While electric and hydrogen aircraft are progressing as solutions for short-haul travel, they remain unviable for long-haul operations.
Utilising our new FlyingGreen platform’s FuellingDecarb module, we estimate the feasibility of producing sufficient sustainable aviation fuels (SAF) to meet ReFuelEU’s blending mandate for long-haul flights, as well as the volume of electricity necessary to generate the required SAF.
We also look at the potential for optimising the availability of SAF at airports, and the role that fleet renewal could have in accelerating the decarbonisation of long-haul flights.

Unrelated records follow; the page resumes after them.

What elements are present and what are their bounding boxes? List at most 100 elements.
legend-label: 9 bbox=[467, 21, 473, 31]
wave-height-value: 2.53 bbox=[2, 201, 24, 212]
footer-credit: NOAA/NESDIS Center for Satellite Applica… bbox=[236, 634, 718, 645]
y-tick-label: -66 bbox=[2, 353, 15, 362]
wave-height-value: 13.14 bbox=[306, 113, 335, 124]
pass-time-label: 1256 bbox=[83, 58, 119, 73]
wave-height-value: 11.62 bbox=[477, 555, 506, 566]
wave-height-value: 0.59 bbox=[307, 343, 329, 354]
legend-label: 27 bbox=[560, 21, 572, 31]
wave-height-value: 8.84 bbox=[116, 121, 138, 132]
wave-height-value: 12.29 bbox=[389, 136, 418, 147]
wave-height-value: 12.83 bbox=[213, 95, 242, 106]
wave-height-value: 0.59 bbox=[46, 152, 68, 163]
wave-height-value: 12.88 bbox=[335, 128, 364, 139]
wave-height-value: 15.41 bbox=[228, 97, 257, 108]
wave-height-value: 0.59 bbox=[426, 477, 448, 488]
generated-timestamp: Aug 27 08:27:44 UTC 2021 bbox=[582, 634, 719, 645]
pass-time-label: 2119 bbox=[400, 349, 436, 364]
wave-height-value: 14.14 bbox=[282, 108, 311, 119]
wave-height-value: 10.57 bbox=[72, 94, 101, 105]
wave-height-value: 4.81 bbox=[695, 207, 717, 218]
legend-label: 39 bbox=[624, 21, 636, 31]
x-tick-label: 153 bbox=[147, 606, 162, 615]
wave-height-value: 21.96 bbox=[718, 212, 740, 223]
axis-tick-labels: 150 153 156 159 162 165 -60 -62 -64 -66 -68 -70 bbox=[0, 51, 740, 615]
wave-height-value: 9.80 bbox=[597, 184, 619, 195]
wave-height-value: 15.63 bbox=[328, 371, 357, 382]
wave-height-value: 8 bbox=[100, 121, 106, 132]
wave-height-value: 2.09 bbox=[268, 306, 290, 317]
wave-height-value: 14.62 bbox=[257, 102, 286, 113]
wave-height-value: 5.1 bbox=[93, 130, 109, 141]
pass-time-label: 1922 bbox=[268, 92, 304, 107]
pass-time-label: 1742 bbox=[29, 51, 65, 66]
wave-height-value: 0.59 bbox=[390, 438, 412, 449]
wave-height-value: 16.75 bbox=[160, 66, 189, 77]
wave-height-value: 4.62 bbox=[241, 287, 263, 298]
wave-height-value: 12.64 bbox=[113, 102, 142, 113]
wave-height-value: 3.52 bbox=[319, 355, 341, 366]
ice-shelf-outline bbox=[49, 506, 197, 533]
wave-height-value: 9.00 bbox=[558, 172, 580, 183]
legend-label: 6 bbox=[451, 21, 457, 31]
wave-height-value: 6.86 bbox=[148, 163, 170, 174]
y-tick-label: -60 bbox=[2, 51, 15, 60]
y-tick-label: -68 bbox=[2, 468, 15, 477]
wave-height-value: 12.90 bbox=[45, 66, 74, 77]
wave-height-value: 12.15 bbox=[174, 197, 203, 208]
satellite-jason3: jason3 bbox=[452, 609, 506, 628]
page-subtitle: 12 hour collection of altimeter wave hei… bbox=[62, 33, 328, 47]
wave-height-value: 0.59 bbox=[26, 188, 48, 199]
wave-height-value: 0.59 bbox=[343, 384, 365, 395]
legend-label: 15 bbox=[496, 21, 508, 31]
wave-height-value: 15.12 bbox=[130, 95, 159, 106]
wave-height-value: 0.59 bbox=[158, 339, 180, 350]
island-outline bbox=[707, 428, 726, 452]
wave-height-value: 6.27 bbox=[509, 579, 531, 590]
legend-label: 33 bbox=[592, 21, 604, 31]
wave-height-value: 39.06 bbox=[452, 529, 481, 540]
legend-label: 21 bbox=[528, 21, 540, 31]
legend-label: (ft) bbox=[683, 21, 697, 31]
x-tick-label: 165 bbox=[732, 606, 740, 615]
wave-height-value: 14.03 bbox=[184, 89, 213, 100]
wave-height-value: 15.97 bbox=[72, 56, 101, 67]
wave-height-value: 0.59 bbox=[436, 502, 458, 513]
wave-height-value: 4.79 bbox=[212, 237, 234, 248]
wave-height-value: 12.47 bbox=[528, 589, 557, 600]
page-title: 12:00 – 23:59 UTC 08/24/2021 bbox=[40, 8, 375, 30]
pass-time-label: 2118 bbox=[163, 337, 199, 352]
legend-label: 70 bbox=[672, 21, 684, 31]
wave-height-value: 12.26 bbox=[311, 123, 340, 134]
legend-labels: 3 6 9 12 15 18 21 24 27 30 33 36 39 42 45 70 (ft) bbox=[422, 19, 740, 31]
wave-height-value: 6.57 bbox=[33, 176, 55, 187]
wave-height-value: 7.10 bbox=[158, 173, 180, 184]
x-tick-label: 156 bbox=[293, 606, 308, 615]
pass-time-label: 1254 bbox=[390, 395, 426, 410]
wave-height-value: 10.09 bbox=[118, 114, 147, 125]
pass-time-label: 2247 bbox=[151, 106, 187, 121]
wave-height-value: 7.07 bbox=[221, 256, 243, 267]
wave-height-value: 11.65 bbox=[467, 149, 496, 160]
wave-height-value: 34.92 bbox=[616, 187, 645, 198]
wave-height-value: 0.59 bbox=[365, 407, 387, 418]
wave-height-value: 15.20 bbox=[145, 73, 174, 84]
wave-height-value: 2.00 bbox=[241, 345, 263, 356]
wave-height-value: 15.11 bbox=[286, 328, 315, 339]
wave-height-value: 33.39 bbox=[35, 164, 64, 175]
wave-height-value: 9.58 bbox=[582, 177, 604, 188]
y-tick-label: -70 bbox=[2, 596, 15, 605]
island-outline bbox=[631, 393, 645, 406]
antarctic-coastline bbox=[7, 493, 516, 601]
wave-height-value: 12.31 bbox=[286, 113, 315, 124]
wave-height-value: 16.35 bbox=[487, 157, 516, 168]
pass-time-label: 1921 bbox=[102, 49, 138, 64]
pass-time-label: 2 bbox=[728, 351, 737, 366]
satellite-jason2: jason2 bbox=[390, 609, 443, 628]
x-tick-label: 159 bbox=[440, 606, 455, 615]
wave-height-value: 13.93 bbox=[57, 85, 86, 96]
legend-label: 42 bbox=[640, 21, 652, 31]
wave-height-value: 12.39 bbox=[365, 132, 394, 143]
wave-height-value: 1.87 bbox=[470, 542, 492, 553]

Our findings indicate that:
- producing the required SAF and co-products for those long-haul flights would require an important upscaling of green/clean energy
- initially centralising SAF supplies at key airports with predominantly long-haul traffic could enhance efficiency, reduce infrastructure investments, and maximise environmental benefits (CO2 emissions, local air quality, and non-CO2, including contrail reduction), as well as ease the transition to deploying SAF at all European airports
- replacing aircraft older than 10 years could reduce the carbon emissions of the long-haul fleet by approximately 10%, also diminishing their SAF requirements
- significant synergies with other transport sectors could expedite SAF production: as road transport moves towards electrification, a substantial portion of the EU’s biofuel capacity could shift to aviation, also supporting maritime needs.